Some GPS receivers may no longer operate correctly after 21 August, 1999 unless returned to the factory for an upgrade. Affected units will think that 22 August 1999 is actually 6 January, 1980. Since GPS receivers use the current date and time to calculate their position, accuracy of the affected units will be destroyed.

This has nothing to do with the infamous "year 2000 problem" looming over the computer industry, although the situation is similar. Many business-related computer programs, especially those written years ago for big mainframe computers, cannot deal with dates later than 31 December, 1999. These programs think that the next day is 1 January, 1900 because the leading "19" in the year is understood to be present, and the computer only stores the last two digits of the year. As a result, a mortgage payment received and posted on 31 December, 1999, one day ahead of a due date of 1 January, 2000, is viewed by affected programs as arriving 100 years too late -- the computer thinks the payment was due on 1 January, 1900!

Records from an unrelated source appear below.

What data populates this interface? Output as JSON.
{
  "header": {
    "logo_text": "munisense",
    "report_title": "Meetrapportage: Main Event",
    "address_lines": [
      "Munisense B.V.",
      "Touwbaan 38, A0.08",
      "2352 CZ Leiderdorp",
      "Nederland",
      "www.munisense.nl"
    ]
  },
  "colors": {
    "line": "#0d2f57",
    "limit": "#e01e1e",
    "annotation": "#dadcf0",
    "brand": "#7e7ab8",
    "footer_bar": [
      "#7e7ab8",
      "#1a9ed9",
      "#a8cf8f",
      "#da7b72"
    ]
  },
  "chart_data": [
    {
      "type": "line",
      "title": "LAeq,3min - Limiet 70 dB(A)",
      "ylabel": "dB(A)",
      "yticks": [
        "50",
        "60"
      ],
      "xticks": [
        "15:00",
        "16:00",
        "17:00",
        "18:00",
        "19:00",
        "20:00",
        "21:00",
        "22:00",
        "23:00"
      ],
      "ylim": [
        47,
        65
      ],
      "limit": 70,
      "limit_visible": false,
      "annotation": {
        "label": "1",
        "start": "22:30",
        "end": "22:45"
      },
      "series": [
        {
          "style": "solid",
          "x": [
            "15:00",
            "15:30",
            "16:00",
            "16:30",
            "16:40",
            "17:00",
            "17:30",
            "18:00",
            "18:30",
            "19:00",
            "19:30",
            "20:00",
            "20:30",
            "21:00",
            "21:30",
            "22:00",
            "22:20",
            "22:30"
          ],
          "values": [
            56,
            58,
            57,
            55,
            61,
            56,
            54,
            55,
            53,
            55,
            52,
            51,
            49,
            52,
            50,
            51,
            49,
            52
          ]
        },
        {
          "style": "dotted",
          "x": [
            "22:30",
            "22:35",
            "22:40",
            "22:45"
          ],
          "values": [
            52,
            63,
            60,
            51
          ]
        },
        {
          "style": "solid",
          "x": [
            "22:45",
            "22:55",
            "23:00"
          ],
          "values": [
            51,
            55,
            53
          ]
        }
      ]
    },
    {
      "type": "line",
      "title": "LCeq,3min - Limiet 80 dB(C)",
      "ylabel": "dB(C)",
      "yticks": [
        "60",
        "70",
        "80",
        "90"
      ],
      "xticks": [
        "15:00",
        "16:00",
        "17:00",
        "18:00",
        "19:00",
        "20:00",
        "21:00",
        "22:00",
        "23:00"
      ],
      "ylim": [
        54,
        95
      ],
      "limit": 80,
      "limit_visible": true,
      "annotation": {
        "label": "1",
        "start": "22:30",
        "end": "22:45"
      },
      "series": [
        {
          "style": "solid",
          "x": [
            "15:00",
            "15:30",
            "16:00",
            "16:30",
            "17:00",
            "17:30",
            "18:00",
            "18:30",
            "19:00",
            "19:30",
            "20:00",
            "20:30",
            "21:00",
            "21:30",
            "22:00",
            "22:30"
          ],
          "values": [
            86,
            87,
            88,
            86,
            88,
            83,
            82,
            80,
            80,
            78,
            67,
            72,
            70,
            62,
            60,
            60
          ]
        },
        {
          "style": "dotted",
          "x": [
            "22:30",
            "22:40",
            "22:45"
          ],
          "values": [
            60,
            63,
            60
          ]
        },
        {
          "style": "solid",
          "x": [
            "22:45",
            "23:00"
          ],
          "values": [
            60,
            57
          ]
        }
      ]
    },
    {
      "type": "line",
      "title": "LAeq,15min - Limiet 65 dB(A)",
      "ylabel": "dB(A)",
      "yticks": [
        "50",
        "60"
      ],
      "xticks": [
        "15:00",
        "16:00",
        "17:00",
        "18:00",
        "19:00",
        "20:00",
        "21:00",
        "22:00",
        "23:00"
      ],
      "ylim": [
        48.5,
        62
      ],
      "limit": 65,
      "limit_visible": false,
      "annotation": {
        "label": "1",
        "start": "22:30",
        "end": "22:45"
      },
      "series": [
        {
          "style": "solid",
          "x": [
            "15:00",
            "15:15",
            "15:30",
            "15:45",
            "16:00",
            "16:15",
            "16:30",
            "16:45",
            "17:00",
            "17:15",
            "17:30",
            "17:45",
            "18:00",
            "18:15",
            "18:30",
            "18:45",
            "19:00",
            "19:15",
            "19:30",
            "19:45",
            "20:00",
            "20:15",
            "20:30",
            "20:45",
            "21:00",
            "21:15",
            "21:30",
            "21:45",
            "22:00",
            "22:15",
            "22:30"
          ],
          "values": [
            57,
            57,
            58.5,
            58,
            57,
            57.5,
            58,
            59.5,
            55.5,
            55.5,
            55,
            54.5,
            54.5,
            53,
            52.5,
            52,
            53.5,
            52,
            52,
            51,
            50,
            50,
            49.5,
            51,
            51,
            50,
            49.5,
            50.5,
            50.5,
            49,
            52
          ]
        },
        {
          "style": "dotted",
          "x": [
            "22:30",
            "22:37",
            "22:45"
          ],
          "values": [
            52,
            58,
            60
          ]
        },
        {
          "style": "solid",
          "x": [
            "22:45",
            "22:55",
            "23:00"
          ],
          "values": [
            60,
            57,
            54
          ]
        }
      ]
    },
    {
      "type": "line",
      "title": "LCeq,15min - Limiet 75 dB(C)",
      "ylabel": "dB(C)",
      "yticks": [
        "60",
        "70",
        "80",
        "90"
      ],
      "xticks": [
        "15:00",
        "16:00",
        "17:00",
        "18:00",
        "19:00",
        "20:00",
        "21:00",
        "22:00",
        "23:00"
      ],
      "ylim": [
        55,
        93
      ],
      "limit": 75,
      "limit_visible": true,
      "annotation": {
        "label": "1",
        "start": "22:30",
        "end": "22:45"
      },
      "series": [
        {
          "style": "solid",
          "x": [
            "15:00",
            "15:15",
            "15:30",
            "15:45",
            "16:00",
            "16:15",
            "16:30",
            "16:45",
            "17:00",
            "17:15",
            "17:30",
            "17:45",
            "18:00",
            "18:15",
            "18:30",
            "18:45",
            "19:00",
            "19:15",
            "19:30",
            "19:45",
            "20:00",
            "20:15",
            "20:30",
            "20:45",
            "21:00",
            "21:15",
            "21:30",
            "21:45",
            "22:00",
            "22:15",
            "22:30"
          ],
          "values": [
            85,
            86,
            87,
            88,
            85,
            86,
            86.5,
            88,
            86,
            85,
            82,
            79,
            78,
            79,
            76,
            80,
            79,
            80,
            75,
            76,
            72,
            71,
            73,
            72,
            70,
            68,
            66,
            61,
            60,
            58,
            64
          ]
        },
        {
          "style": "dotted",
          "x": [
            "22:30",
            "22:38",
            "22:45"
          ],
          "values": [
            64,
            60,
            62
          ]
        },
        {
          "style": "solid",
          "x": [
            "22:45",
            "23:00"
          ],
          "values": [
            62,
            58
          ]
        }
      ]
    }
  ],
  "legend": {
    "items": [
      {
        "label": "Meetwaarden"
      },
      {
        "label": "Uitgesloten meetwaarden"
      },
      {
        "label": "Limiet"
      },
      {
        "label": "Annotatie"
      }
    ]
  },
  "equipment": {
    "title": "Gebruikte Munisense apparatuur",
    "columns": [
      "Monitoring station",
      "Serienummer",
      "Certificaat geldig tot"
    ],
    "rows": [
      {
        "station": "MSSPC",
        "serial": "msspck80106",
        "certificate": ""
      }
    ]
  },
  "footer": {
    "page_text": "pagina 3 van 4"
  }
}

The GPS problem occurs because, among other things, GPS satellites broadcast the current date and time to your GPS receiver. Your receiver then uses this information to calculate its position from the location of the satellites it can "see." Unfortunately, the date information broadcasted by a GPS satellite is given as the number of weeks elapsed since 6 January, 1980 -- the official "birthday" of the GPS system -- and the amount of computer space allocated in the GPS system for storing the week number only can hold 1023 weeks. (It's a 10-bit value for all you computer nerds that may be interested.)

On 22 August, 1999, the GPS week number will reset to zero, since the previous week was GPS week number 1023. Some older GPS units were not programmed to handle rollover of the GPS week back to zero. An affected unit will become totally lost on 22 August, 1999. It will not "see" the location of GPS satellites correctly, because it will look for them where they were supposed to be on 6 January, 1980, instead of 22 August, 1999.

Garmin, manufacturer of the best selling marine GPS units, has stated that all its units will handle the rollover correctly. Most likely recent units from other reputable manufacturers will do so as well. However, those of you with older, non-Garmin units should check with the manufacturer. Also, be sure to check for this problem before buying a used GPS unit or a bargain-priced new unit from a no-name manufacturer.

This page last updated 3 November, 1996

Charles H. Courtney (chc@dkeep.com)

My thanks to Charles on the words in his artical.